Supported by The Basic Science Research Program, No. 2011-0022387; and the SRC program, Center for Food and Nutritional Genomics: No. 2012-0000644 through the National Research Foundation of Korea funded by the Ministry of Education, Science and Technology
Correspondence to: Un Ju Jung, PhD, Center for Food and Nutritional Genomics Research, Kyungpook National University, 1370 San-Kyuk Dong, Puk-Ku, Daegu 702-701, South Korea. jungunju@naver.com
Telephone: +82-53-9507937 Fax: +82-53-9581230
Received: March 22, 2013
Revised: May 15, 2013
Accepted: June 1, 2013
Published online: August 7, 2013

AIM: To investigate long-term effects of Garcinia Cambogia (GC), weight-loss supplement, on adiposity and non-alcoholic fatty liver disease in obese mice.

METHODS: Obesity-prone C57BL/6J mice were fed a high-fat diet (HFD, 45 kcal% fat) with or without GC (1%, w/w) for 16 wk. The HFD contained 45 kcal% fat, 20 kcal% protein and 35 kcal% carbohydrate. They were given free access to food and distilled water, and food consumption and body weight were measured daily and weekly, respectively. Data were expressed as the mean ± SE. Statistical analyses were performed using the statistical package for the social science software program. Student’s t test was used to assess the differences between the groups. Statistical significance was considered at P < 0.05.

RESULTS: There were no significant changes in body weight and food intake between the groups. However, the supplementation of GC significantly lowered visceral fat accumulation and adipocyte size via inhibition of fatty acid synthase activity and its mRNA expression in visceral adipose tissue, along with enhanced enzymatic activity and gene expression involved in adipose fatty acid β-oxidation. Moreover, GC supplementation resulted in significant reductions in glucose intolerance and the plasma resistin level in the HFD-fed mice. However, we first demonstrated that it increased hepatic collagen accumulation, lipid peroxidation and mRNA levels of genes related to oxidative stress (superoxide dismutase and glutathione peroxidase) and inflammatory responses (tumor necrosis factor-α and monocyte chemoattractant protein-1) as well as plasma alanine transaminase and aspartate transaminase levels, although HFD-induced hepatic steatosis was not altered.
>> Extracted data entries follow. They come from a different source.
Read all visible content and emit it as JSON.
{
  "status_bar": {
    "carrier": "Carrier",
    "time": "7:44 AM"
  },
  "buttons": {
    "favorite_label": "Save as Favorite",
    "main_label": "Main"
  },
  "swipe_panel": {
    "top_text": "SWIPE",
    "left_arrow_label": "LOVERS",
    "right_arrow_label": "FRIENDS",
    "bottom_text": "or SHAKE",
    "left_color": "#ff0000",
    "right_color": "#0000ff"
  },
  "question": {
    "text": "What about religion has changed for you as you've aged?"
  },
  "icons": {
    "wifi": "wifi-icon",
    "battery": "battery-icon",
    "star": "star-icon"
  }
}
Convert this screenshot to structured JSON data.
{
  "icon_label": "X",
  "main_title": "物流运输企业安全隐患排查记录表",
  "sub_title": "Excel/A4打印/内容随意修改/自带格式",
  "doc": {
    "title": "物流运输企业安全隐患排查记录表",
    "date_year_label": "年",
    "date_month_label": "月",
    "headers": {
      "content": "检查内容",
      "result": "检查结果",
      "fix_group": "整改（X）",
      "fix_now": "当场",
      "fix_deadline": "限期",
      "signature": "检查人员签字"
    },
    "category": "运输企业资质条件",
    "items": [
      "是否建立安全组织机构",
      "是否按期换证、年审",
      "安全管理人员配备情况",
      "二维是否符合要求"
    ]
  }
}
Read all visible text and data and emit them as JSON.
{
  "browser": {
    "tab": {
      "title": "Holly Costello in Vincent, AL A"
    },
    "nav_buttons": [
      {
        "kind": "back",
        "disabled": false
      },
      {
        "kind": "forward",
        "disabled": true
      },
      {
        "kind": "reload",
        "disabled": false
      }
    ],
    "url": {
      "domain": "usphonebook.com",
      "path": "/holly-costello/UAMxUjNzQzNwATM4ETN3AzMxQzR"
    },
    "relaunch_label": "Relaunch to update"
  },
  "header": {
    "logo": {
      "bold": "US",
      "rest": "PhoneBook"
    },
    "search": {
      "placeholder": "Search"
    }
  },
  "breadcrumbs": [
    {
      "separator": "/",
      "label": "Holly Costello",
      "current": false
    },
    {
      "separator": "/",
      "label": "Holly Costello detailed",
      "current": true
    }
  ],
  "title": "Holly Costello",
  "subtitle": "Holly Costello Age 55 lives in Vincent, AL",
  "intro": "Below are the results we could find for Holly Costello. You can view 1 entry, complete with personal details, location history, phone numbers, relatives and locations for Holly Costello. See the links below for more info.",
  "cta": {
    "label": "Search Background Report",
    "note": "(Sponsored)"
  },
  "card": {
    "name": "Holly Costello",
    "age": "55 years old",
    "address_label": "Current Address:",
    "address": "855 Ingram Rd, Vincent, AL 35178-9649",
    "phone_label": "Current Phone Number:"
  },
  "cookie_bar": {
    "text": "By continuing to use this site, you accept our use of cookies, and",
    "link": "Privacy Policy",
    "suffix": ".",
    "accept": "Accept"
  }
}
CONCLUSION: GC protects against HFD-induced obesity by modulating adipose fatty acid synthesis and β-oxidation but induces hepatic fibrosis, inflammation and oxidative stress.

Keywords: Garcinia Cambogia, Anti-adiposity, Metabolic changes, Hepatic collagen accumulation, Hepatic inflammation, Hepatic oxidative stress

Core tip:Garcinia Cambogia (GC) is a popular dietary supplement for weight loss. However, little is known about the efficacy and hepatotoxicity of long-term GC supplementation in mice fed a high-fat diet (HFD). We observed that GC ameliorated HFD-induced adiposity by modulating enzymatic activity and gene expression involved in fatty acid metabolism. GC also reduced the plasma resistin level and glucose intolerance. However, GC caused hepatic collagen accumulation, inflammation and oxidative stress without affecting hepatic steatosis.